According to CNN, the Federal Advisory Committee on Blood Safety and Availability will consider the controversial issue of blood donations from gay men. In June, this committee will makes recommendations to the secretary of the Department of Health and Human Services, which oversees the FDA. Current FDA rules prohibit men who have had sex with another man since 1977 from donating blood. The rules came about during the initial outbreak of AIDS in the early 1980’s, when tests used at the time were unable to screen for HIV-positive blood. The FDA instituted the ban in order to protect the safety of the blood supply.
Fast forward to the present day, when medical technology allows for more stringent testing of the country’s blood supply, including screening for HIV antibodies, which makes the risk of infection very small. However, those who feel the ban should stay in place point to a “window period” of about two weeks after an individual becomes infected with HIV where the virus is undetectable by current testing methods.

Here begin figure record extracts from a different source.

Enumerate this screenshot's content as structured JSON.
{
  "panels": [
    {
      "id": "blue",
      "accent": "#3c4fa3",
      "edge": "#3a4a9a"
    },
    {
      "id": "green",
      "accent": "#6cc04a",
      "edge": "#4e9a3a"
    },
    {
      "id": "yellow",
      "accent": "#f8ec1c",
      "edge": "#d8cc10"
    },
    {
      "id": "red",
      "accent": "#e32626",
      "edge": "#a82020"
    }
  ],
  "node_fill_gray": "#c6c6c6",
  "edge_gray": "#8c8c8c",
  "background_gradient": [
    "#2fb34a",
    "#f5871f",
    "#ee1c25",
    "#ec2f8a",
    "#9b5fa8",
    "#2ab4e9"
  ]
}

Other people who engage in what is considered “high-risk” behaviors are also banned from donating blood, though they do not necessarily face a lifetime ban like gay men. For example, people who engage in sexual activity with prostitutes or get a tattoo are prohibited from donating blood for a year. Those who support easing the restrictions for gay men point to the unfairness of such screening practices. However, Dr. Jay Brooks, professor of pathology at the University of Texas Health Science Center in San Antonio states that the blood donation rules were based upon data that indicates “the risk of HIV is much lower in heterosexuals.” (For more data on this issue, refer to the FDA’s FAQ which discusses the medical reasons behind the ban.)